僕の頬に顔を目いっぱい寄せて、田中はポン引きの兄ちゃんの口調で楽しそうに言った。

「そうそう。なんかさ、鎖骨の辺とか干からびててさ、萎れてるって感じすんの。ブラジャーしててくれて本当に良かったよ」

「あんなもの無理やり見せつけられてさ、そんでもって、急に上目づかいになって、しなだれかかって来られてみー」

「ギャハハハ」

鈴木が突然、切れたように笑い出した。

「判子押しちゃうって、フツー。十秒だよ。十秒。それ以上は耐えられねえよ。鈴木は何秒もったわけ?」

「俺?おれは一分は耐えたと思うよ。でもさ、一分が限界だよな。抱きつかれっちゃったりしたら死んでたよ、俺」

「まだオカマの方がいいよな」

本当に全員がそんな目に遭っているかどうかはわからないけれど、経験した者たちによって語り継がれ、社内では口さけ女のように伝説となっている。

 そんな干からびたスケスケも、僕のところには勧誘にはやって来るが、迫ってはこない。健康診断でダメ出しされるから、と僕が言うと「大丈夫よ。うまいことやってくれる医者を紹介するから」といつも言うのだけれど、その先に話を進める気はスケスケにはないみたいだった。

 僕たちに生命保険は無理だ。
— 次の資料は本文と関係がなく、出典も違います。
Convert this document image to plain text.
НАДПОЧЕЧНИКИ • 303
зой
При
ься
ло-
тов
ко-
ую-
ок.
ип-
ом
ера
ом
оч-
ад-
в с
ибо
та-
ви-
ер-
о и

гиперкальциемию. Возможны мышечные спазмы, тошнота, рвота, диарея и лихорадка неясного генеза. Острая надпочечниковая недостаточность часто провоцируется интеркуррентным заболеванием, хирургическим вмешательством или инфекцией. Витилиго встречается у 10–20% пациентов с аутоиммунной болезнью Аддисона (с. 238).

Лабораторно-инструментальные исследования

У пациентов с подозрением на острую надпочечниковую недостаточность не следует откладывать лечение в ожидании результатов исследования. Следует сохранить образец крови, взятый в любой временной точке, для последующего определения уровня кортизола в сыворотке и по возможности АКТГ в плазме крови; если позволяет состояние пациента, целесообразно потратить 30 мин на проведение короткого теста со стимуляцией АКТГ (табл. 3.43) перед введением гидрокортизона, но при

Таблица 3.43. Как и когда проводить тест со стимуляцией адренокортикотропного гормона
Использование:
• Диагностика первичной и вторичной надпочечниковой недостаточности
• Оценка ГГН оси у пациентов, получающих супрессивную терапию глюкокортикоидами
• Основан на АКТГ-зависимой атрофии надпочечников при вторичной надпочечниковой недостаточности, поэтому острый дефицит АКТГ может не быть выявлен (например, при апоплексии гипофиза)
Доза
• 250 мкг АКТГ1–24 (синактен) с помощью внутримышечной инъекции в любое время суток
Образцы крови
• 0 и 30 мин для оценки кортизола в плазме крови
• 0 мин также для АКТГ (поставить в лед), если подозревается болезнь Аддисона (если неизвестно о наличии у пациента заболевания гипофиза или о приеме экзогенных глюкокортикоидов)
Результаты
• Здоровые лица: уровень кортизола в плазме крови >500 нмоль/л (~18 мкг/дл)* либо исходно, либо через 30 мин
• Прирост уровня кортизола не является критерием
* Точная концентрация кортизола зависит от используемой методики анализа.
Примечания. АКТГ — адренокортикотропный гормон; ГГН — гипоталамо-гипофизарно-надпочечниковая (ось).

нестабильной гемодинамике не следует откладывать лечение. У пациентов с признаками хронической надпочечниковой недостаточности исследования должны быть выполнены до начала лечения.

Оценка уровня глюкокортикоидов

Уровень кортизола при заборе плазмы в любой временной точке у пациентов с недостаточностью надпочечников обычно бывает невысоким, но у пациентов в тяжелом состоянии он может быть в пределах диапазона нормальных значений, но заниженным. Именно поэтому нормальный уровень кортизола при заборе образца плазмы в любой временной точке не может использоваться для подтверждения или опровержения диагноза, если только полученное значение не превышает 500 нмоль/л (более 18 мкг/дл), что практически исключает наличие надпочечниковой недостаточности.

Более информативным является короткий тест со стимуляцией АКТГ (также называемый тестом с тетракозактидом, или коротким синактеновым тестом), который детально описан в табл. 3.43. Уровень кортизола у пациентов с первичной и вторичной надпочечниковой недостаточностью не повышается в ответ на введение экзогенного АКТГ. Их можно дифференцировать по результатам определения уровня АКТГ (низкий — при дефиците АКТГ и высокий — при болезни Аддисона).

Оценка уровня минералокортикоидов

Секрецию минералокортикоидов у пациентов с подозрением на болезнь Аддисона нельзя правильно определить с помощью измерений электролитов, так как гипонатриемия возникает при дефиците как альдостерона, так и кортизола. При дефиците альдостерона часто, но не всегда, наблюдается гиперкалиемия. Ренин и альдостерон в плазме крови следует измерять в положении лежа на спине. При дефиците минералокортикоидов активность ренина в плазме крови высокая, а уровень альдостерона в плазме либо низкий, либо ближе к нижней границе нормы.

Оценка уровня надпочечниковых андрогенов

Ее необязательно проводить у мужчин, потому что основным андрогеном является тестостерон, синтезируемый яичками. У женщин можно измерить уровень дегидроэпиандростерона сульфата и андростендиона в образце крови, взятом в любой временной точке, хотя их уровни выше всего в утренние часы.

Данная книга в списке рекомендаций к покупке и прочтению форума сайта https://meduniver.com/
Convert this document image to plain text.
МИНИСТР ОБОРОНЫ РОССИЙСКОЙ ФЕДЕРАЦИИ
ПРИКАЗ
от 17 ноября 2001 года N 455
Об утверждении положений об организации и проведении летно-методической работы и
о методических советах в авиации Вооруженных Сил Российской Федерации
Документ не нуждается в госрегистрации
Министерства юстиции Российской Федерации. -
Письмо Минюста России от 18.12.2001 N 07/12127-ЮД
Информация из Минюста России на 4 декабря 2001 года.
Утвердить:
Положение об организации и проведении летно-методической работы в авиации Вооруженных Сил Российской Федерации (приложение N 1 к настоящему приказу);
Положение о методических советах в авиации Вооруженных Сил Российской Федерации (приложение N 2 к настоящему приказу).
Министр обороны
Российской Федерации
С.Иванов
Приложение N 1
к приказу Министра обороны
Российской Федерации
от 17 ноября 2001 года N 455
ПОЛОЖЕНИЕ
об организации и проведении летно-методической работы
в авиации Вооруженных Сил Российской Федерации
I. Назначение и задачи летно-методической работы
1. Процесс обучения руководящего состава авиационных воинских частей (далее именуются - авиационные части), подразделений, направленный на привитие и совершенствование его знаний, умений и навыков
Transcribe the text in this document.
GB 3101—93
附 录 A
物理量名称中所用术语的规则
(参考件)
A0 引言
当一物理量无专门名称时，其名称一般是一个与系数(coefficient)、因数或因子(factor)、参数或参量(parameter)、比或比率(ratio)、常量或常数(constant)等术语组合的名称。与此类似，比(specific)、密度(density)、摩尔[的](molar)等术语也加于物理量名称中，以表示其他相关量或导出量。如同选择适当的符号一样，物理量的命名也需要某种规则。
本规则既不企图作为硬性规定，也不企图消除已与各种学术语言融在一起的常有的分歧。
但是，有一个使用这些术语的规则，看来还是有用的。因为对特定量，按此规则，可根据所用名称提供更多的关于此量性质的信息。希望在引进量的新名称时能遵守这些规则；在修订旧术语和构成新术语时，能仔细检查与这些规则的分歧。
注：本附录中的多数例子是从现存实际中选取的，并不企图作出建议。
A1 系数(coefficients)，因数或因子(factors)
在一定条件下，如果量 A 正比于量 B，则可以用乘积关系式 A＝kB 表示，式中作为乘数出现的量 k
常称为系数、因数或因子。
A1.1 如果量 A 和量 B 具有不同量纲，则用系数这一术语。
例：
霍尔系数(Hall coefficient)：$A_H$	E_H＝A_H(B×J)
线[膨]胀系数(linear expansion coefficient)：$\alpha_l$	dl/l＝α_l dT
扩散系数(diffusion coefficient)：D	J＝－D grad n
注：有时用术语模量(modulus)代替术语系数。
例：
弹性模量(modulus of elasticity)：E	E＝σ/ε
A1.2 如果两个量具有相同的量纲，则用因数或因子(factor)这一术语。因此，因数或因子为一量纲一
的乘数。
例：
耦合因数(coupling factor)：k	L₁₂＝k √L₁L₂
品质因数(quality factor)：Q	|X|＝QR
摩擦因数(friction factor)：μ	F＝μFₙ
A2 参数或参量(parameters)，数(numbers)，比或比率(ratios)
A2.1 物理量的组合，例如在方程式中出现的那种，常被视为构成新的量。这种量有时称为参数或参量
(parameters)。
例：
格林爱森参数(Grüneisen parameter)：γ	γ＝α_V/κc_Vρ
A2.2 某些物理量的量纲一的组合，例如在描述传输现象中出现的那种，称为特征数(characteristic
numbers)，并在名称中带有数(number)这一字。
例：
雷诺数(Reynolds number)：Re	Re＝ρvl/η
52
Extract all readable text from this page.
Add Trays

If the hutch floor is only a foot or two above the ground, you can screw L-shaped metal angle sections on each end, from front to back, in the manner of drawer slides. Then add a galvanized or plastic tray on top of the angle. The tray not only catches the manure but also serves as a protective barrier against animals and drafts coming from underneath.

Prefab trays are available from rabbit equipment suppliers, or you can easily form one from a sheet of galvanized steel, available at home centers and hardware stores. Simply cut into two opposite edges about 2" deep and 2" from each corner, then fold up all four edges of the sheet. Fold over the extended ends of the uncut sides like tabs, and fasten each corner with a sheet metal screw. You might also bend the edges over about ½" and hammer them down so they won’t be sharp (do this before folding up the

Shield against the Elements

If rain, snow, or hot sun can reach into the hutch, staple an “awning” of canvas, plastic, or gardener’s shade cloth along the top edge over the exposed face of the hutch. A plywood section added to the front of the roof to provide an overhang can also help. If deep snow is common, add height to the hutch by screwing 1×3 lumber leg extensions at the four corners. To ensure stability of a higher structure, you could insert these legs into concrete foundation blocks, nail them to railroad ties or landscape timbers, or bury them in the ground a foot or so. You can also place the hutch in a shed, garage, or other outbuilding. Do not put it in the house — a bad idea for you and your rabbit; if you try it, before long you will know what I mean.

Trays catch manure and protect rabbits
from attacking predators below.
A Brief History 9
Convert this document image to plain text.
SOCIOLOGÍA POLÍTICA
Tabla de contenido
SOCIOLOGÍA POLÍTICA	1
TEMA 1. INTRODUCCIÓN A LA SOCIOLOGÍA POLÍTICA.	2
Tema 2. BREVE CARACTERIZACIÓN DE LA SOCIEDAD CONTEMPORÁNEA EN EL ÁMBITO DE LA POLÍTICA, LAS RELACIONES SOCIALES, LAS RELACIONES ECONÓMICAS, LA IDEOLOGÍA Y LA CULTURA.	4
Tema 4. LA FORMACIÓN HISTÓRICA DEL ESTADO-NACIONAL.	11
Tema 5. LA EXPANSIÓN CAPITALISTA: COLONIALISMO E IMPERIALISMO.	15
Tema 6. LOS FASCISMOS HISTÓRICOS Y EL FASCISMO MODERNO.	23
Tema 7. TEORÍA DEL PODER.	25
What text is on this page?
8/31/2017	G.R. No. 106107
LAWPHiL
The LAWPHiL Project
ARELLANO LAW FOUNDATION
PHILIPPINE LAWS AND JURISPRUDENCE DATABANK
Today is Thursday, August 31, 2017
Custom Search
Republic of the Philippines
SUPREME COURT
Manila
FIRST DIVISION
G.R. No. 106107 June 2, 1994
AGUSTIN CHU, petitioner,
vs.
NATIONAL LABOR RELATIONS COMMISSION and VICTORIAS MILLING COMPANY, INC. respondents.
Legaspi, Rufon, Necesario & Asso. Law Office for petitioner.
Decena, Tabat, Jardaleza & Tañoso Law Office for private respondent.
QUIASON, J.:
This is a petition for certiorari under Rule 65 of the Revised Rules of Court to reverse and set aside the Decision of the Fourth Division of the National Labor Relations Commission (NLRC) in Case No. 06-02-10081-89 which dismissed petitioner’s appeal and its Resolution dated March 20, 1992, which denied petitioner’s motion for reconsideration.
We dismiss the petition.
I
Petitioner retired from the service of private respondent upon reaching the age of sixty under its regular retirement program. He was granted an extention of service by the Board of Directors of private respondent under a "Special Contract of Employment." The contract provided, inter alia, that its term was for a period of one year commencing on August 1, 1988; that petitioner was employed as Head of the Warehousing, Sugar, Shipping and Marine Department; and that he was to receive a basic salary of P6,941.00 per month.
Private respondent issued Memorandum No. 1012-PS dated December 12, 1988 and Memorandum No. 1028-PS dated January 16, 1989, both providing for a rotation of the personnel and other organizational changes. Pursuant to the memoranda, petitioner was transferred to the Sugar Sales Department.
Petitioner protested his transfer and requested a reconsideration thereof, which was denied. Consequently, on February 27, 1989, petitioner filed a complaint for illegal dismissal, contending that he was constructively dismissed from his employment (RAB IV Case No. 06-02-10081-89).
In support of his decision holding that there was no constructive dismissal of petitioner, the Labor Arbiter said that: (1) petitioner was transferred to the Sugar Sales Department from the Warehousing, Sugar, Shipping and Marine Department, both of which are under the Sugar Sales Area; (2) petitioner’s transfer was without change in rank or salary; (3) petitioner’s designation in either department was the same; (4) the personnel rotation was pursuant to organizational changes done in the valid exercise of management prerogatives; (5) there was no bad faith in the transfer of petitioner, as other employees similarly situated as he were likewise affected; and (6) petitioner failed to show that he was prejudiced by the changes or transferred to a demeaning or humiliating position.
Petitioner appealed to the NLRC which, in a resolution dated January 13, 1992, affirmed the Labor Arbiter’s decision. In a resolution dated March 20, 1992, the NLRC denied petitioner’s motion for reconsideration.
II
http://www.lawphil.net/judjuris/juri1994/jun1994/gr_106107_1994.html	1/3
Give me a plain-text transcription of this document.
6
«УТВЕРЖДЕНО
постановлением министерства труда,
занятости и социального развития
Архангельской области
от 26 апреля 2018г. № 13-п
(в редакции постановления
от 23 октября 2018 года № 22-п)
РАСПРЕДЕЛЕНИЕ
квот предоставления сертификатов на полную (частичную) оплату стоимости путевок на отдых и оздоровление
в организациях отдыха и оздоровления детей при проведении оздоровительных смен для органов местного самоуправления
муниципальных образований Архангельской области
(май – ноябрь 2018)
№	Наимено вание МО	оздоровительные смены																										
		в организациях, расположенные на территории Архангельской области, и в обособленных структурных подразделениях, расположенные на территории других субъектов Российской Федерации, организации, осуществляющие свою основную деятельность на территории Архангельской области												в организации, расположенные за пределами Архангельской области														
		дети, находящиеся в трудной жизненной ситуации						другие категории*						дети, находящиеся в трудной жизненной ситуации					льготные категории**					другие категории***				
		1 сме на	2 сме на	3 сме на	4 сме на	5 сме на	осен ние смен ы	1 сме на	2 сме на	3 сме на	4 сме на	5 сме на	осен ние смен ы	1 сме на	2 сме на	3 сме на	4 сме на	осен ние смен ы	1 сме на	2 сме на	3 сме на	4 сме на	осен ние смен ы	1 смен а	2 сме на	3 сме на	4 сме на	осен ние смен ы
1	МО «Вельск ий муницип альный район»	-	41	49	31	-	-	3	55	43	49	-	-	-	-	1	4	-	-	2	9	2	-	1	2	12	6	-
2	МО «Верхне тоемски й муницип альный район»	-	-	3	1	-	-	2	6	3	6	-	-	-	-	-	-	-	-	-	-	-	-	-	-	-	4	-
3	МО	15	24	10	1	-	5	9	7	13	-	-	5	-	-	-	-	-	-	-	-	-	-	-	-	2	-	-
ひょっとすると、とろけるようなドラマが僕たちを待っているかもしれない。そう思うと、僕の体の一部がピクリと動いたが、ごはん茶碗を左手に持ったまま、口を半開きにしてテレビに熱中している兄を見て、僕たちには関係ないか、と思い直した。ただ、このマンションに住む女性と交流ができたことが、僕は嬉しかった。